Written by John Yoo, then a deputy in the Justice Department’s Office of Legal Counsel, it makes a breathtakingly broad case for virtually unlimited presidential power during time of war — even when the war has not been declared by Congress, as the Constitution mandates (or did, until our noble leaders decided to ignore that provision).
Taking note of the fact that the U.S. has signed several treaties outlawing the use of torture and that there are also several U.S. laws on the books outlawing torture, Yoo defined torture as narrowly as possible — “victim must experience intense pain or suffering of the kind that is equivalent to the pain that would be associated with serious physical injury so severe that death, organ failure or permanent damage resulting in loss of significant body functions.” Aware that there are laws against assault as well as torture and that some prosecutors might not buy his interpretation, he went on:
“If a government defendant were to harm an enemy combatant during an interrogation in a manner that might arguably violate a criminal prohibition, he would be doing so in order to prevent further attacks on the United States by the al-Qaida terrorist network. In that case, we believe that he could argue that the executive branch’s constitutional authority to protect the nation from attack justified his actions.”
The essence of the argument is that the president’s commander-in-chief power permits him to violate (or to authorize others to violate) international treaties and U.S. criminal law. That is simply breathtaking.
For starters, the fundamental concept behind the rule of law is that the same laws apply alike to rulers and those ruled — that the king (or president or chief executive or bureaucrat or legislator) is subject to the same laws as other citizens. Furthermore, the international treaties prohibiting torture and the U.S. laws against torture were written expressly and specifically to apply during wartime, since that’s the only time the military is likely to have prisoners under its control. To argue that the president can unilaterally (and secretly; this memo was kept secret for five years) suspend those laws is to argue that it was an exercise in futility to pass them.

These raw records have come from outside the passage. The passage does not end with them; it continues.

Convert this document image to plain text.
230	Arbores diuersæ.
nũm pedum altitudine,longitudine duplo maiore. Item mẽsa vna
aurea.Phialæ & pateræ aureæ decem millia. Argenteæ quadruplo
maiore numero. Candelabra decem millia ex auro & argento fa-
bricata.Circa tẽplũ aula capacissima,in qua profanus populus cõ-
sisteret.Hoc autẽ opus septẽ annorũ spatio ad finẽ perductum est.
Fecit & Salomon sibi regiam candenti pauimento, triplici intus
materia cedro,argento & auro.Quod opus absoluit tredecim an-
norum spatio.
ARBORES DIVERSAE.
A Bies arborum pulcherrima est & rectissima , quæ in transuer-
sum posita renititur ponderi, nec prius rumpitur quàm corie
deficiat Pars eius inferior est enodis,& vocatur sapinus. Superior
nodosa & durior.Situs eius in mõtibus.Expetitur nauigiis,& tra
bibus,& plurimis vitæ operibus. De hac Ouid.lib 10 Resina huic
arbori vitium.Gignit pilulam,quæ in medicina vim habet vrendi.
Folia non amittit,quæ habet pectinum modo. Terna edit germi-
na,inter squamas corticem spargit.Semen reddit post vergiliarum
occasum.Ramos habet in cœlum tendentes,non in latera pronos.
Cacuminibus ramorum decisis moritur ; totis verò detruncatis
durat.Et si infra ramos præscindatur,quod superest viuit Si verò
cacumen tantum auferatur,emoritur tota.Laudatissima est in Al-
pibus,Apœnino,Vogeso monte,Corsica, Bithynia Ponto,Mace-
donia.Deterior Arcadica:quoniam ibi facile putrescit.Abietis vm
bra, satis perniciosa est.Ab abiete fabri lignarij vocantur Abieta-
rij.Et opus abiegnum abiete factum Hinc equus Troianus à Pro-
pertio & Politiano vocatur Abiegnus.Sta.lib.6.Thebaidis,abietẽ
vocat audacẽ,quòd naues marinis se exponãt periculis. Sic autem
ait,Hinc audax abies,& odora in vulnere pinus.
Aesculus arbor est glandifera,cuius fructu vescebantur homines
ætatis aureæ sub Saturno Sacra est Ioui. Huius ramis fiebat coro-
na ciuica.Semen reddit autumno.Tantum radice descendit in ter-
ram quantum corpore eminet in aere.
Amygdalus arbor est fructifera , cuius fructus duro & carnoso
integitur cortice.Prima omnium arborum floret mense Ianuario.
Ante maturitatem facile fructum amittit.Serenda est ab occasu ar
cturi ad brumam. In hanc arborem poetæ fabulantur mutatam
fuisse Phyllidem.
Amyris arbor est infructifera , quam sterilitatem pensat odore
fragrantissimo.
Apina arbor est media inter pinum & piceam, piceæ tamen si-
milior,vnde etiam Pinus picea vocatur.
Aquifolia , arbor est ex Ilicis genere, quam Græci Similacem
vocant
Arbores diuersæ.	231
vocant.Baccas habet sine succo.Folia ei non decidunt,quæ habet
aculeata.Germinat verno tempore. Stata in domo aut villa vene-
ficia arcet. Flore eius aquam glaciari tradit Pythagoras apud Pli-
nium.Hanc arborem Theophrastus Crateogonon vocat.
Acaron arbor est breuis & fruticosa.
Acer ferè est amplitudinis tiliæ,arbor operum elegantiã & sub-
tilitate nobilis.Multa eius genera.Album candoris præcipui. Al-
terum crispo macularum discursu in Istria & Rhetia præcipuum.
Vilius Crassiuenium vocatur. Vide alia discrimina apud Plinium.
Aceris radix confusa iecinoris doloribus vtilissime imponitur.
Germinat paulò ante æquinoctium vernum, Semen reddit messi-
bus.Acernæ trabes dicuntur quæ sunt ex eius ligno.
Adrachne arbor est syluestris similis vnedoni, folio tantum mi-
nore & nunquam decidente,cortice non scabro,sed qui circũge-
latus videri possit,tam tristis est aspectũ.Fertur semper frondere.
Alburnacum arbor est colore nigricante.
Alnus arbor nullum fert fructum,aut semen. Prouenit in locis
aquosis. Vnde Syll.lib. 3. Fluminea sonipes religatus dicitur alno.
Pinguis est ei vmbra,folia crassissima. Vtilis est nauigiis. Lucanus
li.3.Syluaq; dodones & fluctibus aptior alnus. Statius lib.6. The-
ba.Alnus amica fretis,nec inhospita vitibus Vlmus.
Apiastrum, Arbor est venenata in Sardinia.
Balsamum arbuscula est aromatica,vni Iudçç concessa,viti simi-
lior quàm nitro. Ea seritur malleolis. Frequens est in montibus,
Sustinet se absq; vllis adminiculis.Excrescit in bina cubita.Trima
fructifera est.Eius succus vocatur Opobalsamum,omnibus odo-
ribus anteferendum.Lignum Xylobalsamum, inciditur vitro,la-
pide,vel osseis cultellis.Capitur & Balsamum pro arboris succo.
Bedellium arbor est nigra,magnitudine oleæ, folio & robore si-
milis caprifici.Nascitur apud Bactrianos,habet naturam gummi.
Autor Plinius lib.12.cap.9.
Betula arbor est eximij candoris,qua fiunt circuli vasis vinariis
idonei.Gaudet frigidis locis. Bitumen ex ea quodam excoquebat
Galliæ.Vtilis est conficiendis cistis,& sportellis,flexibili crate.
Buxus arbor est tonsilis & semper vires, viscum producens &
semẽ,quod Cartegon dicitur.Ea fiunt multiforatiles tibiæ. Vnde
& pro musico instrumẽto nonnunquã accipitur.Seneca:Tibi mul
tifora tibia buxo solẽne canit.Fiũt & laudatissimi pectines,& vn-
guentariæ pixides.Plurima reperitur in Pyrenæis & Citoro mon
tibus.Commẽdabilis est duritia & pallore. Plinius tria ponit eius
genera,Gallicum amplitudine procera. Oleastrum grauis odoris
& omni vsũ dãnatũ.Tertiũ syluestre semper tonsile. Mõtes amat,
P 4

Finally, one of the fundamental arguments for defending this country against attacks by terrorists and other dealers in ruthless violence is that such tactics are the essence of barbarism and that this country is more than a piece of land, but the keeper and guardian of certain fundamental ideals that define what it is to be civilized rather than barbarian. When high officials twist the law to justify the use of barbarous means with no accountability, that distinction becomes more blurred than a true American patriot would like.
John Yoo’s memos (there were others) justifying virtually unlimited presidential power are, or should be, scandalous in a country governed by a Constitution like ours. This should be a key issue in the upcoming presidential election.